Editorial: Rail investment will pay off
It's hard to believe that it was just three years ago that President Bush tried to kill all federal funding for Amtrak, the nation’s passenger rail service.
In Illinois, the number of riders increased by 181,000 so far this year as people flock to the trains because of high gas prices. Trains from St. Louis to Chicago had nearly 56 percent more passengers in Amtrak’s fiscal year 2007 compared with 2006. Ridership on four of the five St. Louis-Chicago trains grew another 19 percent in FY2008’s first eight months.
That’s why we commend Sen. Dick Durbin’s legislation encouraging the rehabilitation of Amtrak’s fleet. It’s most important feature is the creation of a trust fund to replace or upgrade the nation’s 1,500 cars by transferring one-quarter cent of the nation’s motor-fuel tax revenues for three years, generating $400 million.
That provision is a small but important shift in federal transportation policy. For too long, rail’s capital costs have been ignored in favor of roads.
Congress can do more. The Midwest High Speed Rail Association has an ambitious plan to connect the region by rail. One of the most important planks of the plan for local residents is the ability to run trains at 110 mph between St. Louis and Chicago — trains that stop in Springfield. This is a vital next step in the development of high-speed rail, but it still pales compared to the 200 mph-plus trains in Europe and Asia.
Gas prices may fall or more fuel-efficient cars could come along, but if people pick up the train habit, they will not go back as long as affordable, frequent and reliable train service faster than their car is available.
Trains also make sense in light of increasingly expensive and frustrating air travel. They also pollute less than planes and cars.
With $75 million in improvements to tracks, the signal system (air traffic control for trains) and platforms, passengers could get from Springfield to Chicago in 2 1/2 hours. Even just spending $15 million to allow in-cab signals and automated stop features would cut the current 31/2-hour trip to 3 hours.
“It’s so frustrating how close we are to having a less than 3-hour trip between Springfield and Chicago,” Richard Harnish, executive director of the association, told us Thursday. “It’s still a rounding error when it comes to the state budget.”
Illinois has been gradually funding improvements to make high-speed rail a reality.
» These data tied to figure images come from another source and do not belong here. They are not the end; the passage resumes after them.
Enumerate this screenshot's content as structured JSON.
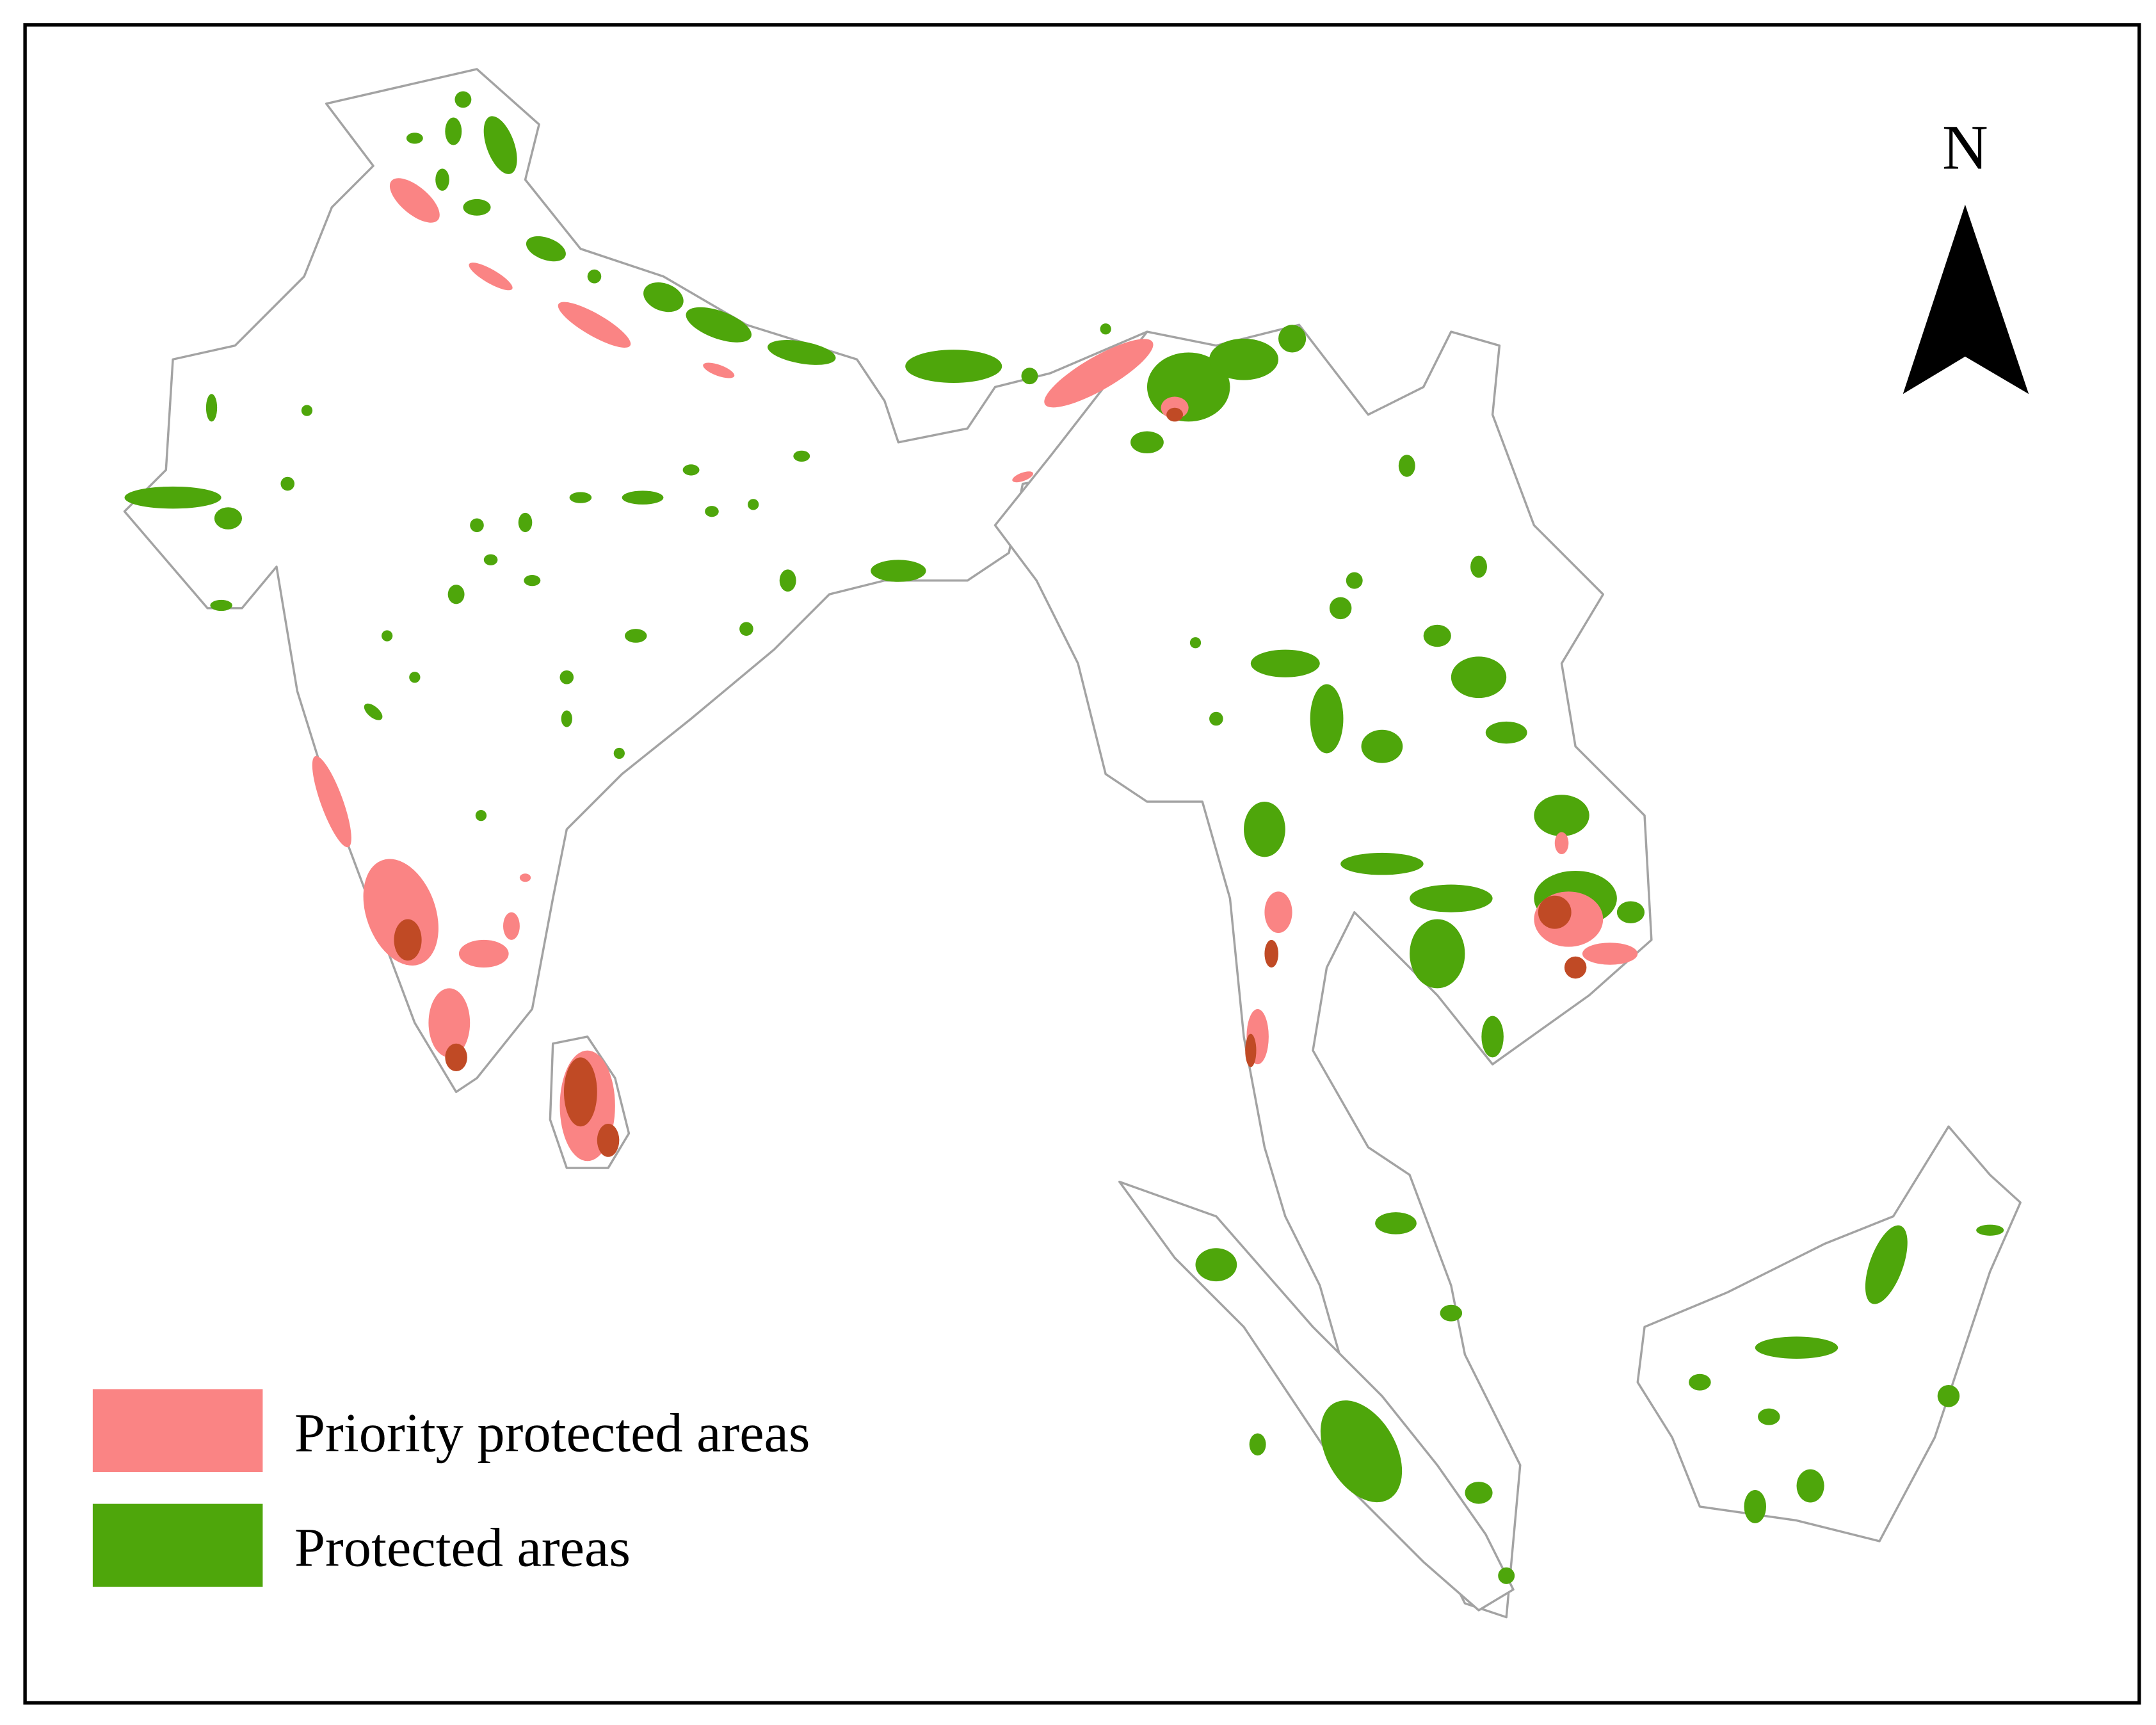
{
  "map": {
    "north_label": "N",
    "legend": [
      {
        "label": "Priority protected areas",
        "color": "#fa8484"
      },
      {
        "label": "Protected areas",
        "color": "#4ea60b"
      }
    ]
  }
}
If the General Assembly takes up a capital bill, local lawmakers should demand funding for in-cab signals.
But the federal government needs to step up too. Unlike the highways program, there is no program where the state and federal governments share the costs of improvements. It’s time for one.
Congress’ proposed annual Amtrak funding bill gives $100 million to states for inter-city improvements. It’s not enough when you consider that Illinois alone needs $75 million to get high-speed rail between St. Louis and Chicago.
The annual argument about Amtrak’s “profitability” also needs to end. Does Interstate 55 between Springfield and Chicago turn a profit? What about South Sixth Street? Of course not, but we pay for improvements because they meet our economic and transportation needs. So does Amtrak.
Durbin’s plan, coupled with a regular federal matching program for capital improvements to rail, would be an investment in the nation’s transportation future. Rather than wait for the crisis, which has been the federal government’s policy on energy, it is time to do something that pays long-term dividends.